Single by Coheed and Cambria

from the album Good Apollo, I'm Burning Star IV, Volume Two: No World for Tomorrow
- Released: August 7, 2007
- Recorded: 2007
- Genre: Progressive rock; hard rock;
- Length: 4:18 (album version); 3:43 (radio edit);
- Label: Columbia
- Composers: Claudio Sanchez; Sam Hollander; Dave Katz;
- Producers: Nick Raskulinecz; Coheed and Cambria;

Coheed and Cambria singles chronology
| "Ten Speed (of God's Blood and Burial)" (2006) | "The Running Free" (2007) | "Feathers" (2008) |

= The Running Free =

"The Running Free" is a song by American progressive rock band Coheed and Cambria.

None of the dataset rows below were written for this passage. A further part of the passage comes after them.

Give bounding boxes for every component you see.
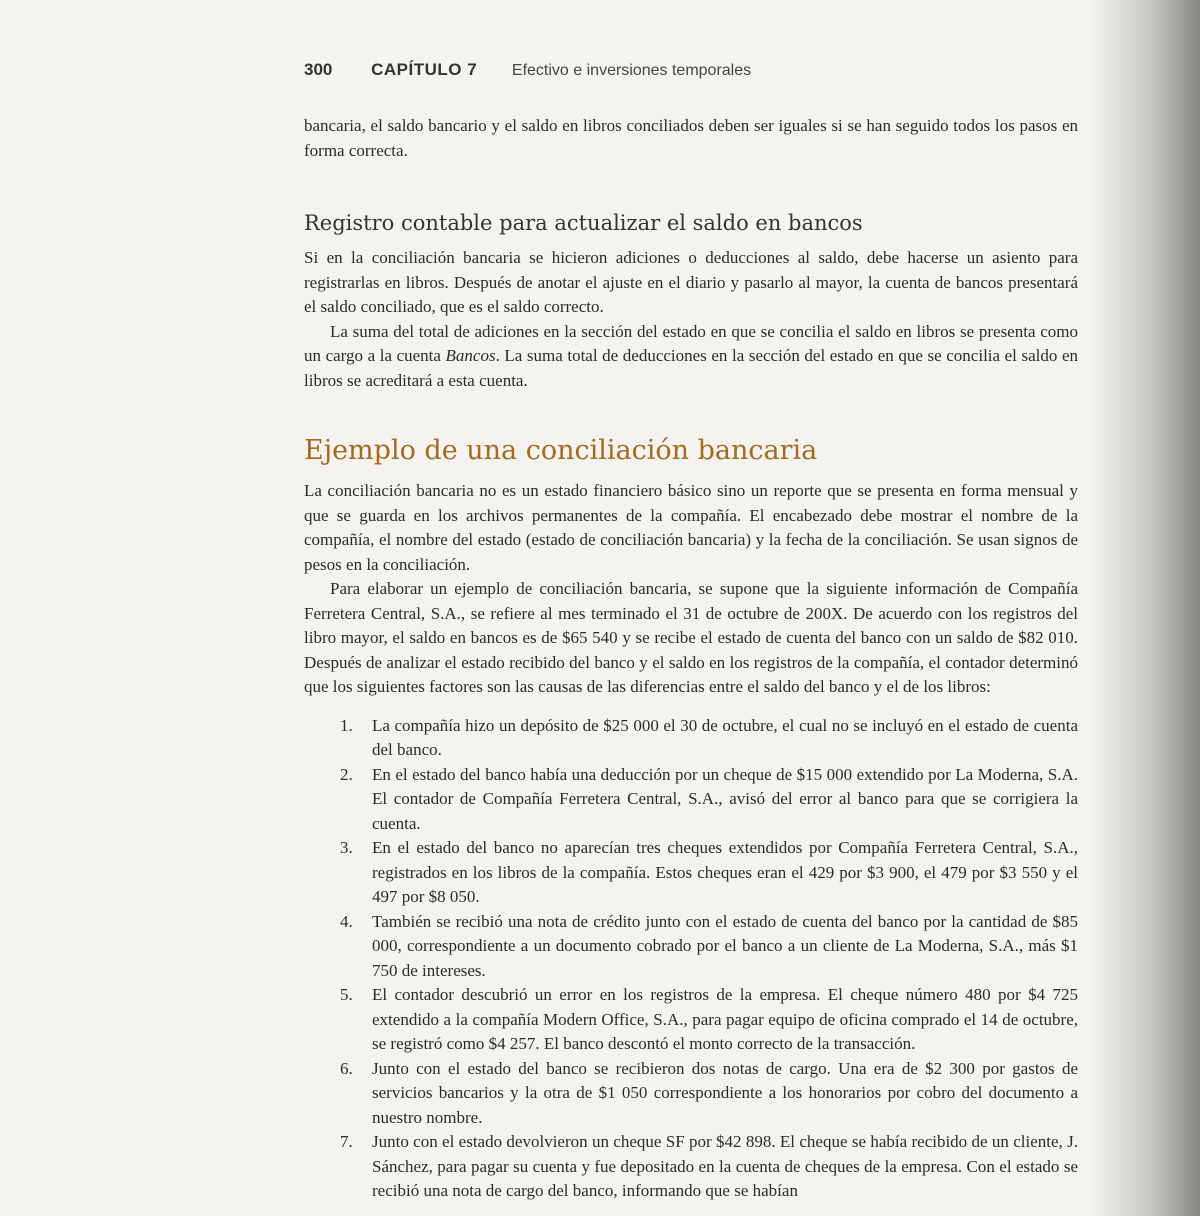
list-item-text: El contador descubrió un error en los registros de la empresa. El cheque número 480 por $4 725 extendido a la compañía Modern Office, S.A., para pagar equipo de oficina comprado el 14 de octubre, se registró como $4 257. El banco descontó el monto correcto de la transacción. [372, 985, 1078, 1053]
intro-paragraph: bancaria, el saldo bancario y el saldo en libros conciliados deben ser iguales si se han seguido todos los pasos en forma correcta. [304, 116, 1078, 160]
chapter-label: CAPÍTULO 7 [371, 60, 478, 79]
page-edge-shadow [1090, 0, 1200, 1216]
ejemplo-paragraph-1: La conciliación bancaria no es un estado financiero básico sino un reporte que se presenta en forma mensual y que se guarda en los archivos permanentes de la compañía. El encabezado debe mostrar el nombre de la compañía, el nombre del estado (estado de conciliación bancaria) y la fecha de la conciliación. Se usan signos de pesos en la conciliación. [304, 481, 1078, 574]
list-item-text: En el estado del banco no aparecían tres cheques extendidos por Compañía Ferretera Central, S.A., registrados en los libros de la compañía. Estos cheques eran el 429 por $3 900, el 479 por $3 550 y el 497 por $8 050. [372, 838, 1078, 906]
list-item-number: 5. [340, 985, 353, 1004]
page-number: 300 [304, 60, 333, 79]
list-item [304, 836, 1078, 910]
running-head [304, 60, 1084, 80]
list-item-number: 3. [340, 838, 353, 857]
list-item-number: 7. [340, 1132, 353, 1151]
list-item-number: 2. [340, 764, 353, 784]
body-column [304, 114, 1078, 1204]
registro-paragraph-2-start: La suma del total de adiciones en la sección del estado en que se concilia el saldo en libros se presenta como un cargo a la cuenta [304, 321, 1078, 365]
factors-list [304, 714, 1078, 1204]
list-item-number: 4. [340, 911, 353, 931]
list-item-text: También se recibió una nota de crédito junto con el estado de cuenta del banco por la cantidad de $85 000, correspondiente a un documento cobrado por el banco a un cliente de La Moderna, S.A., más $1 750 de intereses. [372, 911, 1078, 980]
chapter-title: Efectivo e inversiones temporales [511, 62, 752, 79]
section-title-ejemplo: Ejemplo de una conciliación bancaria [304, 435, 818, 466]
list-item-number: 6. [340, 1058, 353, 1078]
registro-paragraph-2 [304, 320, 1078, 394]
list-item [304, 1057, 1078, 1131]
bancos-account-name: Bancos [445, 346, 496, 365]
list-item-text: La compañía hizo un depósito de $25 000 el 30 de octubre, el cual no se incluyó en el estado de cuenta del banco. [372, 715, 1078, 759]
list-item-text: En el estado del banco había una deducción por un cheque de $15 000 extendido por La Moderna, S.A. El contador de Compañía Ferretera Central, S.A., avisó del error al banco para que se corrigiera la cuenta. [372, 764, 1078, 833]
section-title-registro: Registro contable para actualizar el saldo en bancos [304, 211, 863, 235]
list-item-text: Junto con el estado devolvieron un cheque SF por $42 898. El cheque se había recibido de un cliente, J. Sánchez, para pagar su cuenta y fue depositado en la cuenta de cheques de la empresa. Con el estado se recibió una nota de cargo del banco, informando que se habían [372, 1132, 1078, 1200]
list-item [304, 763, 1078, 837]
list-item [304, 1130, 1078, 1204]
list-item-number: 1. [340, 715, 353, 735]
list-item [304, 910, 1078, 984]
list-item [304, 983, 1078, 1057]
registro-paragraph-2-end: . La suma total de deducciones en la sección del estado en que se concilia el saldo en libros se acreditará a esta cuenta. [304, 346, 1078, 390]
registro-paragraph-1: Si en la conciliación bancaria se hicieron adiciones o deducciones al saldo, debe hacerse un asiento para registrarlas en libros. Después de anotar el ajuste en el diario y pasarlo al mayor, la cuenta de bancos presentará el saldo conciliado, que es el saldo correcto. [304, 248, 1078, 316]
ejemplo-paragraph-2: Para elaborar un ejemplo de conciliación bancaria, se supone que la siguiente información de Compañía Ferretera Central, S.A., se refiere al mes terminado el 31 de octubre de 200X. De acuerdo con los registros del libro mayor, el saldo en bancos es de $65 540 y se recibe el estado de cuenta del banco con un saldo de $82 010. Después de analizar el estado recibido del banco y el saldo en los registros de la compañía, el contador determinó que los siguientes factores son las causas de las diferencias entre el saldo del banco y el de los libros: [304, 579, 1078, 696]
list-item [304, 714, 1078, 763]
list-item-text: Junto con el estado del banco se recibieron dos notas de cargo. Una era de $2 300 por gastos de servicios bancarios y la otra de $1 050 correspondiente a los honorarios por cobro del documento a nuestro nombre. [372, 1058, 1078, 1127]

The song was released as the lead single from the band's fourth studio album Good Apollo, I'm Burning Star IV, Volume Two: No World for Tomorrow.

==Track listing==
- Promo single

- 7" single

| No. | Title | Length |
|---|---|---|
| 1. | "The Running Free" (Radio Edit) | 3:43 |
| 2. | "The Running Free" (Album Version) | 4:18 |

Side A
| No. | Title | Length |
|---|---|---|
| 1. | "The Running Free" | 4:18 |

Side B
| No. | Title | Length |
|---|---|---|
| 1. | "Always & Never / Welcome Home" (Original Acoustic Demo) | 7:47 |

==Personnel==
- Coheed and Cambria
- Claudio Sanchez – vocals, rhythm guitar, keyboards, synths
- Travis Stever – lead guitar
- Michael Todd – bass

- Session musicians
- Taylor Hawkins – drums

- Additional musicians
- Rami Jaffee – synths

==Charts==

| Chart (2007) | Peak position |
|---|---|
| US Alternative Airplay (Billboard) | 19 |
| US Active Rock (Billboard) | 30 |
| US Mainstream Rock (Billboard) | 31 |

== In popular culture ==
The song was featured on the soundtrack of NHL 09.